Ouvrir la Science

L’ouverture en temps de crise, entrebailler ou ouvrir la porte ?

Actualités du comité
03/04/2020

L’épidémie de Covid-19 montre à quel point il est nécessaire d’avancer dans la voie de l’ouverture des publications scientifiques et des données de recherche pour accélérer les processus de découverte et partager librement ceux-ci, au bénéfice de la science, et plus encore au bénéfice de la société civile dans son ensemble et des populations, en franchissant la barrière économique et les frontières dans l’accès aux données et aux résultats.

Les représentants du monde scientifique de plusieurs États, dont la France, ont demandé par un appel conjoint l’ouverture des publications dans le contexte de lutte contre l’épidémie, y compris pour la fouille de texte.
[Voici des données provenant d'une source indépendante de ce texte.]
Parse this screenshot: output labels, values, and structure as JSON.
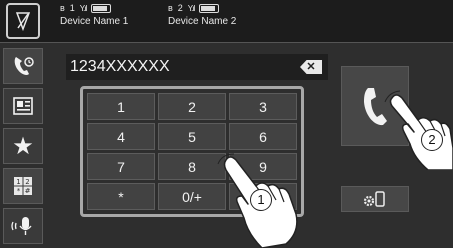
{
  "status_bar": {
    "device1": {
      "index": "1",
      "name": "Device Name 1"
    },
    "device2": {
      "index": "2",
      "name": "Device Name 2"
    }
  },
  "sidebar": {
    "items": [
      {
        "icon": "phone-history-icon"
      },
      {
        "icon": "phonebook-icon"
      },
      {
        "icon": "star-icon"
      },
      {
        "icon": "keypad-icon"
      },
      {
        "icon": "voice-mic-icon"
      }
    ]
  },
  "dial": {
    "number": "1234XXXXXX"
  },
  "keypad": {
    "keys": [
      "1",
      "2",
      "3",
      "4",
      "5",
      "6",
      "7",
      "8",
      "9",
      "*",
      "0/+",
      "#"
    ]
  },
  "callouts": {
    "first": "1",
    "second": "2"
  }
}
Le gouvernement français a confirmé son engagement dans la politique de science ouverte le 30 mars 2020. Plusieurs éditeurs et diffuseurs ont répondu rapidement à l’urgence en libérant de façon partielle et temporaire leurs publications sur le sujet du Covid 19 et des coronavirus pour mettre à disposition les sources validées déjà disponibles et ouvrir l’accès aux résultats dès leur parution et continuent de contribuer à cette diffusion facilitée et accélérée.
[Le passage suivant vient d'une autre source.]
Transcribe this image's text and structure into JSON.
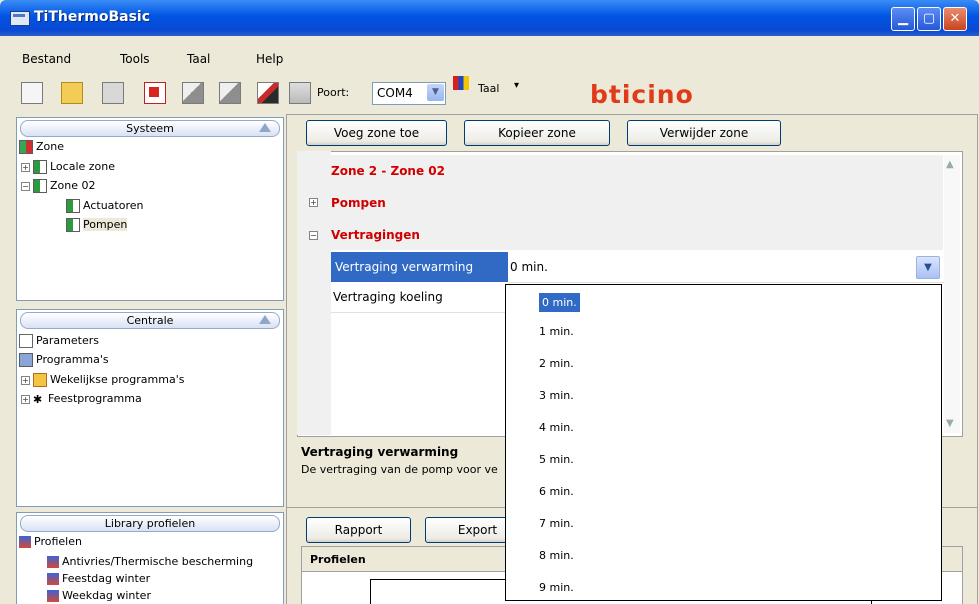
{
  "window": {
    "title": "TiThermoBasic"
  },
  "menu": [
    "Bestand",
    "Tools",
    "Taal",
    "Help"
  ],
  "toolbar": {
    "port_label": "Poort:",
    "port_value": "COM4",
    "lang_value": "Taal",
    "brand": "bticino"
  },
  "panels": {
    "systeem": {
      "title": "Systeem",
      "items": [
        "Zone",
        "Locale zone",
        "Zone 02",
        "Actuatoren",
        "Pompen"
      ]
    },
    "centrale": {
      "title": "Centrale",
      "items": [
        "Parameters",
        "Programma's",
        "Wekelijkse programma's",
        "Feestprogramma"
      ]
    },
    "library": {
      "title": "Library profielen",
      "items": [
        "Profielen",
        "Antivries/Thermische bescherming",
        "Feestdag winter",
        "Weekdag winter"
      ]
    }
  },
  "zone_buttons": {
    "add": "Voeg zone toe",
    "copy": "Kopieer zone",
    "delete": "Verwijder zone"
  },
  "property_grid": {
    "zone_title": "Zone 2 - Zone 02",
    "category_pumps": "Pompen",
    "category_delays": "Vertragingen",
    "rows": [
      {
        "name": "Vertraging verwarming",
        "value": "0 min."
      },
      {
        "name": "Vertraging koeling",
        "value": ""
      }
    ]
  },
  "description": {
    "title": "Vertraging verwarming",
    "text": "De vertraging van de pomp voor ve"
  },
  "dropdown_options": [
    "0 min.",
    "1 min.",
    "2 min.",
    "3 min.",
    "4 min.",
    "5 min.",
    "6 min.",
    "7 min.",
    "8 min.",
    "9 min."
  ],
  "lower_buttons": {
    "report": "Rapport",
    "export": "Export"
  },
  "lower_header": "Profielen"
}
Toutefois, l’ouverture en situation d’urgence des articles traitant directement du coronavirus ne représentent qu’une petite partie de la connaissance disponible aujourd’hui sur le sujet, les recherches et disciplines connexes n’étant pas accessibles selon le même régime, ainsi que le souligne l’article publié le 5 mars 2020 par Vincent Larivière, Fei Shu et Cassidy Sugimoto (Lire la traduction en français).
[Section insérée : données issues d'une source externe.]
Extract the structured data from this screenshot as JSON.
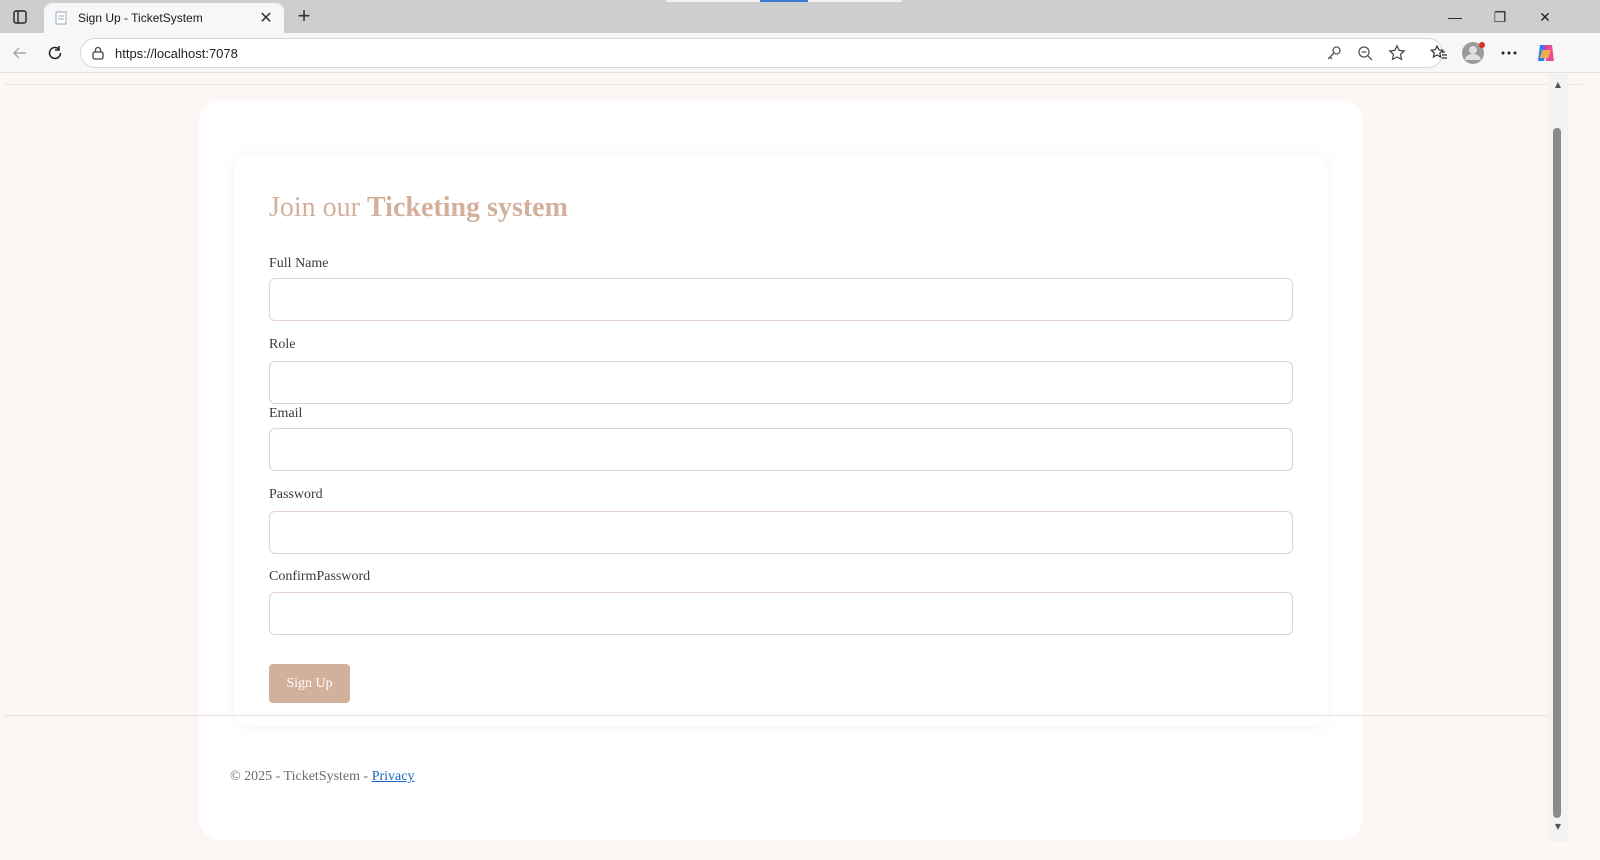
{
  "browser": {
    "tab_title": "Sign Up - TicketSystem",
    "tab_close": "✕",
    "new_tab": "+",
    "url": "https://localhost:7078",
    "icons": [
      "tab-actions-icon",
      "page-favicon",
      "back-icon",
      "refresh-icon",
      "lock-icon",
      "key-icon",
      "zoom-out-icon",
      "favorite-star-icon",
      "favorites-icon",
      "profile-icon",
      "more-icon",
      "copilot-icon"
    ],
    "window_controls": {
      "minimize": "—",
      "restore": "❐",
      "close": "✕"
    }
  },
  "page": {
    "heading_light": "Join our ",
    "heading_bold": "Ticketing system",
    "fields": [
      {
        "label": "Full Name",
        "value": ""
      },
      {
        "label": "Role",
        "value": ""
      },
      {
        "label": "Email",
        "value": ""
      },
      {
        "label": "Password",
        "value": ""
      },
      {
        "label": "ConfirmPassword",
        "value": ""
      }
    ],
    "submit_label": "Sign Up",
    "accent_color": "#d3b09b"
  },
  "footer": {
    "copyright": "© 2025 - TicketSystem - ",
    "privacy_link": "Privacy"
  }
}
Au-delà de l’urgence immédiate du soin, de la recherche fondamentale et clinique, une épidémie est un phénomène complexe qui requiert pourtant une approche pluridisciplinaire pour sa compréhension. Pour endiguer sa propagation, prévenir son retour, mieux prendre en charge les maladies similaires, à terme atténuer ou réparer ses effets sur les sociétés, différentes disciplines se combinent, dans le domaine de la biologie et de la santé comme dans les disciplines connexes, notamment les sciences humaines et sociales et de santé publique qui apportent leur éclairage et produisent des résultats féconds.

L’ouverture immédiate des publications, des essais cliniques et des données de recherche utiles à la lutte contre la propagation de l’épidémie de coronavirus s’impose donc en réalité comme une nécessité pour avancer dans la connaissance, bénéficier de ses capacités cumulatives et nourrir l’inventivité des équipes de recherche. L’effort aujourd’hui est louable et témoigne d’une avancée notable, mais l’ouverture est étroite au regard des besoins, comme le regrette Marin Dacos dans l’article du Monde paru le 27 mars 2020.

Les scientifiques et chercheurs sont aujourd’hui mobilisés de façon exceptionnelle dans le contexte de la crise sanitaire de lutte contre le Covid-19 pour permettre une recherche accélérée par la mutualisation et le partage des connaissances au niveau mondial. La production de connaissances et de résultats avance de façon extrêmement rapide grâce à l’ouverture de la science, y compris dans le développement d’applications cliniques à très court terme.

L’ouverture, à laquelle les éditeurs et les diffuseurs de la communication savante ont apporté leur contribution en accordant des accès ouverts ou élargis aux publications et aux données de recherche, montre sa fécondité et son efficience. Une concertation est engagée en France avec les différents acteurs impliqués, privés et publics, pour trouver les meilleures voies pour réaliser ce modèle et ouvrir effectivement la science au quotidien. Face à un problème aussi complexe, la diversité des contraintes et des forces disponibles doit pouvoir être prise en compte pour mener une politique publique à la fois volontaire et équilibrée.

La science ouverte doit devenir le mode de fonctionnement habituel de diffusion de la recherche et ne pas demeurer un régime d’exception une fois la crise passée, le temporaire et le partiel risquant de repousser la porte entrouverte alors que l’occasion se présente d’en franchir le seuil.